Half a dozen times the car had been challenged in as many miles, but on each occasion the permit to travel was scrutinised closely, and as they went forward they saw in the sky, on the far-off horizon, the dull, red glare of the fires of war. They had left Charleroi on their right—the town of hardware, which the Germans had now surrounded, and intended on the morrow to reduce—and had now set their faces straight for the capital.

The pass which that morning Rigaux had received, on application to the headquarters at the Hôtel Cosmopolite, in Brussels, proved an open-sesame everywhere, for it was one of those cryptic passports which the German Empire had issued to all its spies, from the lowly to the wealthy.

That small piece of grey paper, stamped, signed, and countersigned, rendered its bearer immune from arrest, and provided safe conduct everywhere. What would his friends the Belgians say, or do, if they had known he had possessed such a document?

Time after time, on that dark, straight road between Charleroi and Brussels, the car was held up by men in spiked helmets, who covered both master and chauffeur threateningly with their rifles. But sight of that paper was magical. Arnaud Rigaux was bowed to with politeness, and urged onward with cautionary words to the next post.

Brussels lay thirty miles from Charleroi. They were now within the enemy’s lines, and were passing many burnt-out cottages and villages, some of the débris of which, strewn in the roadway, still glowed red in the night. Before them, in the dark, heavy sky, showed the glare of the lights of Brussels, the gay little city which now lay crushed and invested by the Teuton invaders.

The reflection of the light was not red, as in the case of a burning town. The Germans were committing no atrocities there, for the simple reason that, in the capital, they were beneath the eyes of the representatives of neutral powers. In the country it mattered not, and could easily be denied, but in Brussels the Commander-in-Chief had decreed that all should preserve a correct attitude and present the quintessence of German “culture.”

It was nearly one o’clock in the morning when at last, Rigaux having pulled his cap over his eyes, they passed the sentries outside the station of Uccle, and were allowed to proceed down the long, straight Avenue Brugmann and the Chausée to the end of the Avenue Louise.

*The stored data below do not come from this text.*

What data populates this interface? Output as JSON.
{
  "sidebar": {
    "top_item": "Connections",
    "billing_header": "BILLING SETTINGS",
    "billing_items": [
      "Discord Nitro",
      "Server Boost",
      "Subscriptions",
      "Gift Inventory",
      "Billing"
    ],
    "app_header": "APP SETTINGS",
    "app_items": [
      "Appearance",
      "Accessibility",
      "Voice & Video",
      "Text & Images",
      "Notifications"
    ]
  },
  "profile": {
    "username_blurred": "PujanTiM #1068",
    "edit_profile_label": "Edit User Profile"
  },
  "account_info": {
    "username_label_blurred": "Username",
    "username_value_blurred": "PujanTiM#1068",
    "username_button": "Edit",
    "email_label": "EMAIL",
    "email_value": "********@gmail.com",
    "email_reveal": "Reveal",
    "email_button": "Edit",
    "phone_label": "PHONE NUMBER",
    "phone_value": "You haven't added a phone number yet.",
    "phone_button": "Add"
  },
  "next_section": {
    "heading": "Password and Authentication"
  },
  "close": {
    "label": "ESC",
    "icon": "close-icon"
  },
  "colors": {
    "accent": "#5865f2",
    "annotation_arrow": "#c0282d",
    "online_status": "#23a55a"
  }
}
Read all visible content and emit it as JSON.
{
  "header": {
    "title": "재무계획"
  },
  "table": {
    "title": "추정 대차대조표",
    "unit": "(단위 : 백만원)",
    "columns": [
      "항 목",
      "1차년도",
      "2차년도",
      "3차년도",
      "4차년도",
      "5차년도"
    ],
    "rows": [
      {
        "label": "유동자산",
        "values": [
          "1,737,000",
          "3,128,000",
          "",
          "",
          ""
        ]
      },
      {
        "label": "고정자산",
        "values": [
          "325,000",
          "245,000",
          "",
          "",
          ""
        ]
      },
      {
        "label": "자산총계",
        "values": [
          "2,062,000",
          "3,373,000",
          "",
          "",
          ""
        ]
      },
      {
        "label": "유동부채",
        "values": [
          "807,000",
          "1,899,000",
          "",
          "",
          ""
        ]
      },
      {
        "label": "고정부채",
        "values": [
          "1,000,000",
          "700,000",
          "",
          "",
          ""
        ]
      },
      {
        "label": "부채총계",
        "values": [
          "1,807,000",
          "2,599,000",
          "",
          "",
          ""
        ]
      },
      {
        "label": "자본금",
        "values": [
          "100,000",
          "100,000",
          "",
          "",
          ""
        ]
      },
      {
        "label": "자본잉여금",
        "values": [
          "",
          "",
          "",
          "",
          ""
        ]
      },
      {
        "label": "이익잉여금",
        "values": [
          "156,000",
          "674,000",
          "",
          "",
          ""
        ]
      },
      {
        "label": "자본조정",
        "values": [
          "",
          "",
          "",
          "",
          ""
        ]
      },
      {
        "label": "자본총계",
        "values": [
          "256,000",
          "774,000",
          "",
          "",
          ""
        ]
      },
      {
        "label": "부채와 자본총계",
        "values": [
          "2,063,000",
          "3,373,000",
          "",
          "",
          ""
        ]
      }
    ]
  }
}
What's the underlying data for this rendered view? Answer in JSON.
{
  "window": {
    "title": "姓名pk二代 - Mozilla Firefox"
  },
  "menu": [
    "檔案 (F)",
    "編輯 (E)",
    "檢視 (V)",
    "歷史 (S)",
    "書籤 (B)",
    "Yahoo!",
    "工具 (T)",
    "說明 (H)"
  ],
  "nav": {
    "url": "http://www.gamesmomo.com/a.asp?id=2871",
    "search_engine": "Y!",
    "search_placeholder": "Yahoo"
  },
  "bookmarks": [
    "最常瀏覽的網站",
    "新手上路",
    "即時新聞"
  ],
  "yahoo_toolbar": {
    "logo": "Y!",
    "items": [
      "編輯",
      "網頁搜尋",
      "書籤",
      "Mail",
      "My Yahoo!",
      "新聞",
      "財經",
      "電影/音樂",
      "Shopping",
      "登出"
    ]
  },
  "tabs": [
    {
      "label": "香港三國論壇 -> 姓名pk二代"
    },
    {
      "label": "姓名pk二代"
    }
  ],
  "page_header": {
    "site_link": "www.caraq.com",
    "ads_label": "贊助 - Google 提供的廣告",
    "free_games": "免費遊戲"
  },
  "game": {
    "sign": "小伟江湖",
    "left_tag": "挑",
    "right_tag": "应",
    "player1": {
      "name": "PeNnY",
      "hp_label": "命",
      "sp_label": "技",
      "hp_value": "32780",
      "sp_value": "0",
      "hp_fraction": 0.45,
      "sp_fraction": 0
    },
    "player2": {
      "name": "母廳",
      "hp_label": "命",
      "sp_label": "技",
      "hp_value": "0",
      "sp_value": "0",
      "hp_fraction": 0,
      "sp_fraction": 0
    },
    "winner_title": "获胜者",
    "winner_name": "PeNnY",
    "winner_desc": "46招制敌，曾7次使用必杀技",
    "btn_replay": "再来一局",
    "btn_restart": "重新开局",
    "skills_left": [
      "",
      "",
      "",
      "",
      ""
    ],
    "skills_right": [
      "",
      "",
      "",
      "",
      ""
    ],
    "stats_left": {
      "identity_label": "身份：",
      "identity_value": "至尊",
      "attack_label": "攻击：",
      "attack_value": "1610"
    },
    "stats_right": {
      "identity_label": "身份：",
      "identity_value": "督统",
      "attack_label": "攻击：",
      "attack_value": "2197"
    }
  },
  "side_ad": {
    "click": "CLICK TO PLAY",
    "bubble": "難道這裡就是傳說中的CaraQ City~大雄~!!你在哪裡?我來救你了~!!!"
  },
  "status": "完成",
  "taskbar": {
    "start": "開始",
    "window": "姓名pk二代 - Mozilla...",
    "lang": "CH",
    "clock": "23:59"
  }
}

Half the street lamps of Brussels were out, and no one was in the streets save German sentries at the corners, acting as policemen, their fixed bayonets glinting in the brilliance of the car’s headlights. Brussels, with her Civil Guard disbanded, was in the grip of the invader, who modestly demanded eight millions as its ransom.

The car turned into the small Place Louise, past the café in the corner, and De Boek’s Hotel so long a famous “English house,” turned to the left, and then ran along the tree-lined boulevard to where Rigaux lived.

There was now no secrecy of presence of the fair-haired German naval wireless operator, for the enemy had occupied the capital. Indeed, as soon as Arnaud Rigaux arrived home he met him in the hall, and accompanied him to the room in the roof, in which was that powerful wireless plant run off the electric-light main.